How long do you plan on keeping that new fur thing?
As with most fashion, how sustainable your purchase largely depends on the overall quality of the piece, and how often (and how long) you will wear it before it heads to the thrift store. Real fur coats are investments, nostalgically passed down through families from grandmas to granddaughters, or can be resold in vintage shops. Head over to Etsy and you can procure plenty of fur coat AND trims to spruce up any ordinary winter coat.

Will it ever biodegrade?
One thing all of these studies lack is a component examining waste from real fur versus faux fur. Real fur, since it's organic in nature, will eventually biodegrade. (That’s why it deserves such special upkeep and storage.) But we’re not really sure how long faux fur, which is mostly made from acrylic or polyester, will take to break down — if ever.
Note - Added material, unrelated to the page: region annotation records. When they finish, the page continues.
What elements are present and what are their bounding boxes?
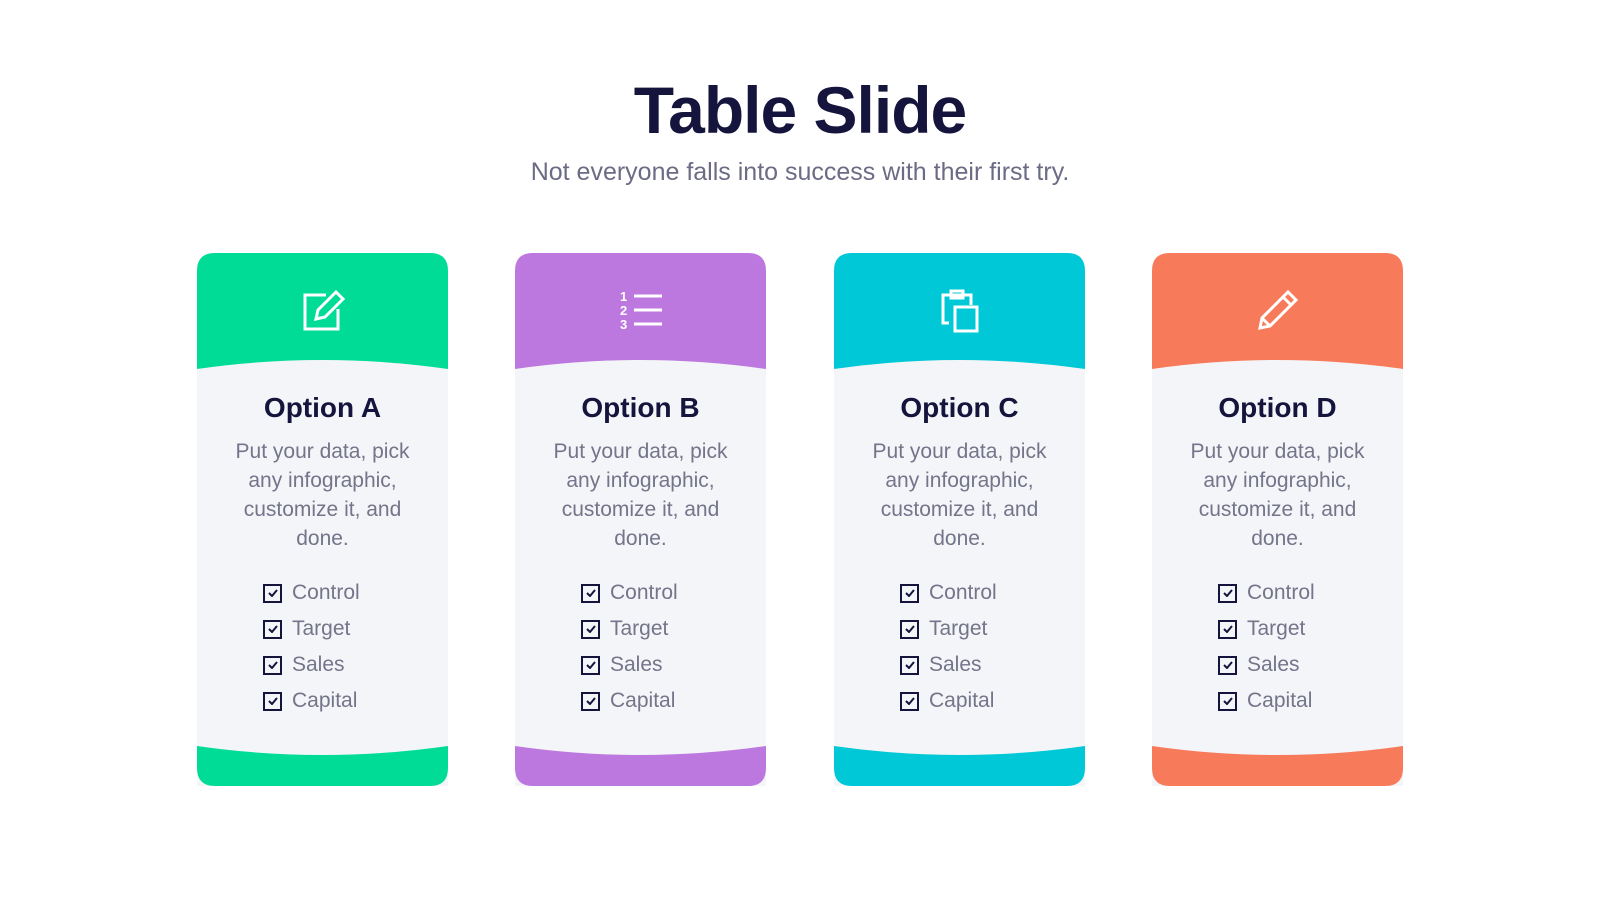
text: Put your data, pick any infographic, customize it, and done. <box>554 440 727 550</box>
checklist <box>263 581 360 712</box>
checklist: Control <box>292 581 360 604</box>
text: Put your data, pick any infographic, customize it, and done. <box>873 440 1046 550</box>
icon: pencil <box>1258 290 1298 330</box>
icon: numbered list: 3 <box>620 317 627 332</box>
text: Put your data, pick any infographic, customize it, and done. <box>236 440 409 550</box>
checklist: Target <box>292 617 350 640</box>
title: Table Slide <box>634 73 966 147</box>
panel: option A <box>197 253 448 786</box>
checklist: Capital <box>610 689 675 712</box>
checklist: Sales <box>610 653 663 676</box>
heading: Option D <box>1218 392 1337 423</box>
panel: option B <box>515 253 766 786</box>
checklist: Sales <box>1247 653 1300 676</box>
checklist <box>1218 581 1315 712</box>
icon: edit <box>304 290 345 330</box>
heading: Option A <box>264 392 381 423</box>
checklist: Control <box>610 581 678 604</box>
icon: clipboard <box>942 290 978 332</box>
checklist: Capital <box>929 689 994 712</box>
checklist: Target <box>929 617 987 640</box>
checklist: Capital <box>292 689 357 712</box>
panel: option C <box>834 253 1085 786</box>
checklist: Sales <box>292 653 345 676</box>
checklist: Target <box>610 617 668 640</box>
checklist: Target <box>1247 617 1305 640</box>
checklist: Control <box>929 581 997 604</box>
checklist: Capital <box>1247 689 1312 712</box>
icon: numbered list <box>620 289 662 332</box>
heading: Option C <box>900 392 1019 423</box>
checklist: Control <box>1247 581 1315 604</box>
icon: numbered list: 2 <box>620 303 627 318</box>
heading: Option B <box>581 392 700 423</box>
panel: option D <box>1152 253 1403 786</box>
checklist <box>900 581 997 712</box>
subtitle: Not everyone falls into success with their first try. <box>531 158 1069 186</box>
checklist: Sales <box>929 653 982 676</box>
checklist <box>581 581 678 712</box>
icon: numbered list: 1 <box>620 289 627 304</box>
text: Put your data, pick any infographic, customize it, and done. <box>1191 440 1364 550</box>
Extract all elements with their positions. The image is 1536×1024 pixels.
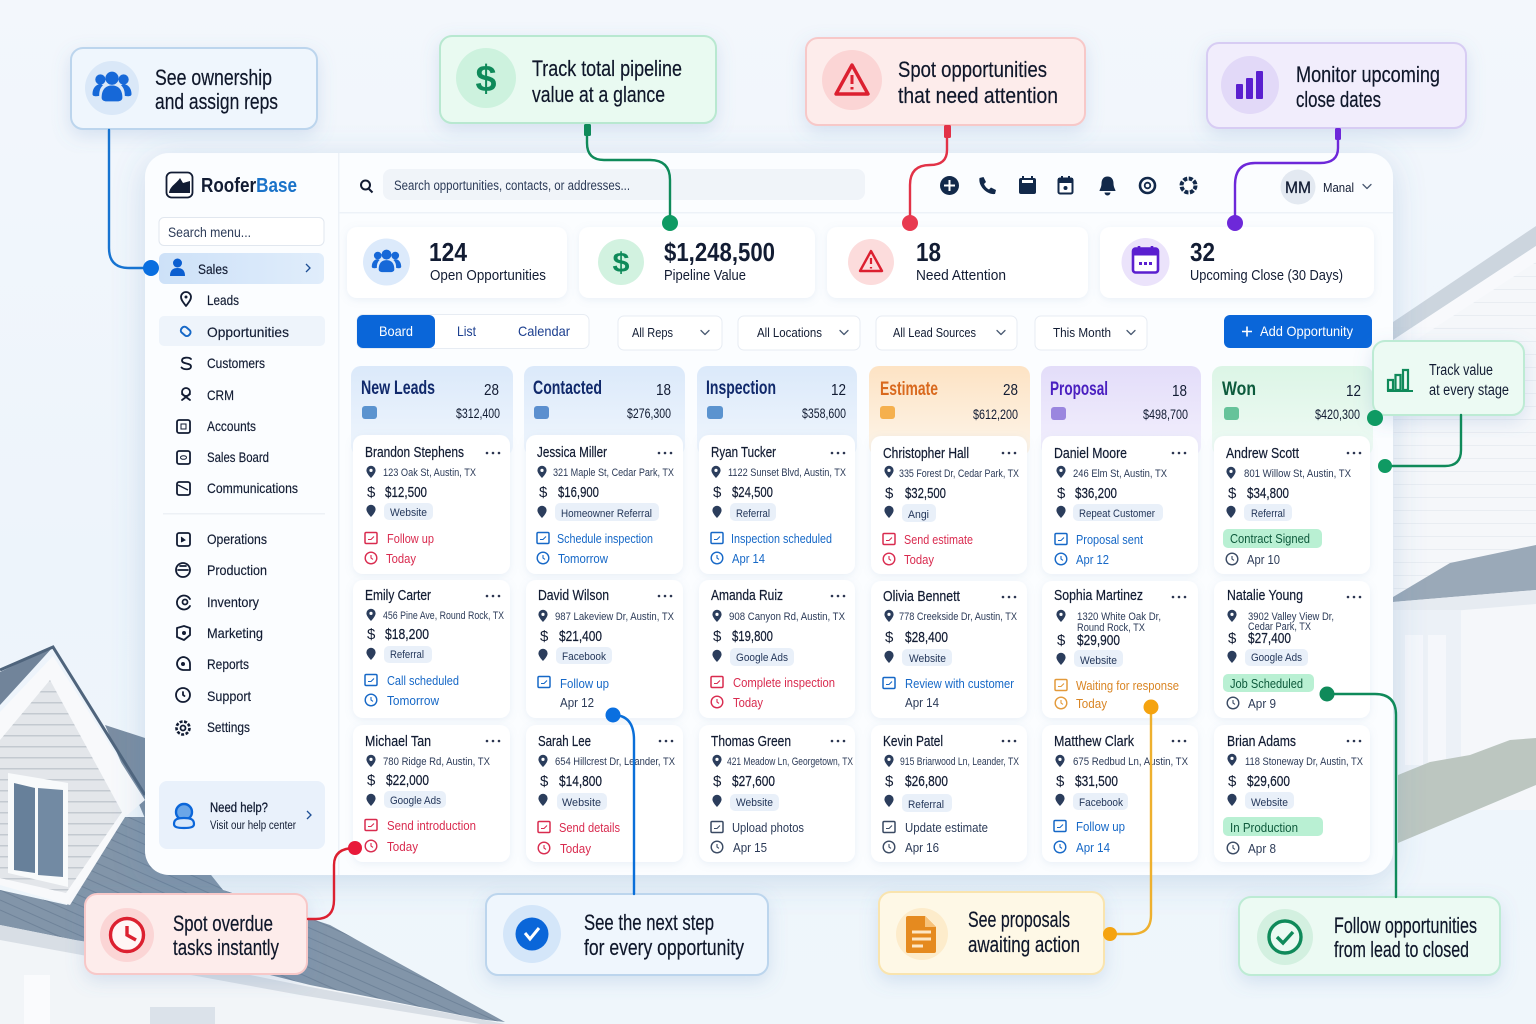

Polyester is essentially just plastic spun into a thread, and plastic could take anywhere from 500 years to more than 1,000 years to biodegrade.

On a similar point, the fashion industry now stands accused of filling the stomachs of fish (and people) with synthetic microfibres, tiny pieces of polyester, acrylic, or rayon that wash into our water systems every time we (or a clothing manufacturer) put a synthetic piece of clothing in the wash. They’re so tiny that they flow past water treatment plants and are now, according to a worldwide study, found in 83% of tap water samples, and are laden with heavy metals and toxins. This is such a new issue that there's a lot more intensive research that needs to be done in order to actually determine which types of synthetic fibres are the worst offenders.